Einsatz von Belladonna-Globuli in Deutschland

Das deutsche Bundesinstitut für Arzneimittel und Medizinprodukte (Bfarm) teilt auf Anfrage des SPIEGEL mit, dass hierzulande keine Arzneien auf dem Markt seien, die mit den in den USA untersuchten vergleichbar sind. Für die sechs gegen Beschwerden beim Zahnen zugelassen homöopathischen Mittel lägen keine Meldungen über unerwünschte Wirkungen vor.

Globuli auf Basis der Schwarzen Tollkirsche, die nicht explizit gegen Schmerzen beim Zahnen angeboten werden, sind aber auch hierzulande verbreitet und beliebte Mittel für Kinder. Durch die starke Verdünnung kann man bei korrekter Herstellung davon ausgehen, dass sie so gut wie keinen Wirkstoff enthalten und somit bei kurzzeitiger Anwendung keine direkte Gefahr von ihnen ausgeht. Bei langfristigem Einsatz können sich jedoch Schwermetalle wie Blei, die in manchen Produkten enthalten sind, im Körper anreichern.

Im Gegensatz zu den USA, wird in Deutschland vor der Markteinführung überprüft, ob die Produkte nach Rezepten der Homöopathie hergestellt wurden, also stark verdünnt sind, oder die Produzenten die Unbedenklichkeit nachweisen können. Insgesamt gelten für homöopathische Arzneimittel aber auch hierzulande laschere Regeln als für herkömmliche Medikamente. Ihre Wirksamkeit wird in aller Regel nicht überprüft und ist wissenschaftlich nicht nachgewiesen. Auch Nebenwirkungen werden nicht zentral erfasst.

In einer internationalen Studie aus dem Jahr 2016 kamen Forscher zu dem Schluss, dass Nebenwirkungen durch Homöopathie ähnlich häufig sind wie in der evidenzbasierten Medizin.

USA, Australien und Russland sehen Homöopathie kritisch

Auch deshalb gibt es international vermehrt Kritik an dem Heilkonzept.
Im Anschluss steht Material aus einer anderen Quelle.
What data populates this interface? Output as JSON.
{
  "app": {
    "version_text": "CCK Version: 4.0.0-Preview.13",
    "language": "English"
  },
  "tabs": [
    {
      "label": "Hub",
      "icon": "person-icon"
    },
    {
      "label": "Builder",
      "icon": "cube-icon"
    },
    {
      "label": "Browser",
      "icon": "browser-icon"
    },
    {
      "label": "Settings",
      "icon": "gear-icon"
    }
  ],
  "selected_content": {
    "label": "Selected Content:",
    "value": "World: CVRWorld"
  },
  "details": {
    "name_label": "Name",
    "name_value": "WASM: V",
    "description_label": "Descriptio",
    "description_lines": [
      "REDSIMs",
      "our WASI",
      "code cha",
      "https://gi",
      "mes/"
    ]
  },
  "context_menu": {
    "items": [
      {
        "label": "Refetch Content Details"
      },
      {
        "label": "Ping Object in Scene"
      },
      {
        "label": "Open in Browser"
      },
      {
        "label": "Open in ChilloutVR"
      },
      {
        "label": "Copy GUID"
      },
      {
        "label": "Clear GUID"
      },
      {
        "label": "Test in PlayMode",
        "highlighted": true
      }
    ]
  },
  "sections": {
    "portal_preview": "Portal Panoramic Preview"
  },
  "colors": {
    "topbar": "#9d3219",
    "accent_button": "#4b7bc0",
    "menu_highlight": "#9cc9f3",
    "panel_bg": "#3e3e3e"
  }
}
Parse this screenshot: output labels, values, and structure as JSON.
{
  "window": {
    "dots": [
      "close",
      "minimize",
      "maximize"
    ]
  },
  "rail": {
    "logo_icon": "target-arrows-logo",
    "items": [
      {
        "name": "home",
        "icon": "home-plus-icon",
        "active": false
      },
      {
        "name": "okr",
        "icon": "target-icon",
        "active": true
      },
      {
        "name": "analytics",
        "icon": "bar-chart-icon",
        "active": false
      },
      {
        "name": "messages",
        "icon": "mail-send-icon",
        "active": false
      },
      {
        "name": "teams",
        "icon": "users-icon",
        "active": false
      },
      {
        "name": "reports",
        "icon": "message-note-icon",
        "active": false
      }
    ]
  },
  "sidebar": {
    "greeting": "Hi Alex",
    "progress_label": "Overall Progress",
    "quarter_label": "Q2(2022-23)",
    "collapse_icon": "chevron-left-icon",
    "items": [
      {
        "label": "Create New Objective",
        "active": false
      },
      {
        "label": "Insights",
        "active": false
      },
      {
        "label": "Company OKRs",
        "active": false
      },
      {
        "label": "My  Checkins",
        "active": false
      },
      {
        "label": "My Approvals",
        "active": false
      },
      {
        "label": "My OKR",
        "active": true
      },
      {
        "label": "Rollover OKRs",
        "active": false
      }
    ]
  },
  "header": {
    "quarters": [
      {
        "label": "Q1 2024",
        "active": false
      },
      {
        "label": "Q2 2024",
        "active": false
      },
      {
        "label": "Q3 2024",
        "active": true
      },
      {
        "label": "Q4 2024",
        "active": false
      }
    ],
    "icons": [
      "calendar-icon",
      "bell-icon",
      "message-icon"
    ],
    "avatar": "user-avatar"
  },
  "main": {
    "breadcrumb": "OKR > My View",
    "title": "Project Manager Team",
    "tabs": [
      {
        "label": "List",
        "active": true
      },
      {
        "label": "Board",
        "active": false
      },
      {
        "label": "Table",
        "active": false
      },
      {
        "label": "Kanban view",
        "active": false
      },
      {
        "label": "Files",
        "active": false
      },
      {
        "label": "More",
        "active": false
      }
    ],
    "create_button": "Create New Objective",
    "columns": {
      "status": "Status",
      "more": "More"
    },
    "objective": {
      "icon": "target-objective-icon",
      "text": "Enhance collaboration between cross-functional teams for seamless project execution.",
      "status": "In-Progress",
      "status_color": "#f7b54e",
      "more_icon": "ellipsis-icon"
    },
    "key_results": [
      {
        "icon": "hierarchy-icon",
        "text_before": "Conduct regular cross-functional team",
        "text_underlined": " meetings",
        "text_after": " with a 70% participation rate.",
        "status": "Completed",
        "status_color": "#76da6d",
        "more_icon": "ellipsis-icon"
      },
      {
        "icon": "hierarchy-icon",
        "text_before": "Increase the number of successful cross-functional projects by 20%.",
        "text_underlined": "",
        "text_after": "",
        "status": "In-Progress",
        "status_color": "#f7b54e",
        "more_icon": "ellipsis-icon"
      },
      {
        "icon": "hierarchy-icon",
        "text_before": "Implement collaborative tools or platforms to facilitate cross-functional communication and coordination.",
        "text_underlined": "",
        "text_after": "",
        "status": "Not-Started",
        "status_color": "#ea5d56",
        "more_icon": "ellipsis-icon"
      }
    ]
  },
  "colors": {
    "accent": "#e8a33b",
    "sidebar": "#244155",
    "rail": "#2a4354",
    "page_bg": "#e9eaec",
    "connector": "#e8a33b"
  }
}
Einige Staaten stellen sich inzwischen offiziell gegen die Homöopathie:

  • 2015 veröffentliche die australische Regierung ein Statement, in dem sie der Heillehre die Wirksamkeit aberkannt hat.
  • Im November 2016 gab die amerikanische Verbraucherschutzbehörde FTC bekannt, Hersteller von homöopathischen Arzneimitteln müssten künftig Belege für Gesundheitsversprechen liefern oder offenlegen, dass die Wirksamkeit nicht nachgewiesen ist.
  • Russische Behörden stuften die Homöopathie Anfang Februar 2017 als Pseudowissenschaft ein.

Bundesministerium übernimmt Schirmherrschaft bei Homöopathie-Kongress

Die deutsche Politik sucht derweil die Nähe zur Homöopathie. Wie das Bundesministerium für Gesundheit dem SPIEGEL bestätigte, hat die Parlamentarische Staatssekretärin Annette Widmann-Mauz die Schirmherrschaft für den Weltärztekongress der Homöopathen 2017 in Leipzig übernommen.

Widmann-Mauz werde ein schriftliches Vorwort zur Verfügung stellen. Man wolle damit zum Ausdruck bringen, "dass dem wissenschaftlichen Diskurs in der Gesundheitsversorgung ein hoher Stellenwert zukommt". Dabei müsse klar sein, dass das Patientenwohl und die Patientensicherheit oberstes Richtmaß aller Behandlungsmethoden ist.

Auf dem Kongress soll es auch um die Wirksamkeit homöopathischer Mittel bei fortgeschrittenen Krebserkrankungen und zur Behandlung von Kindern mit Autismus gehen. Das Informationsnetzwerk Homöopathie sieht die Beteiligung des Bundesministeriums kritisch. Die Initiative klärt seit 2016 über Homöopathie auf.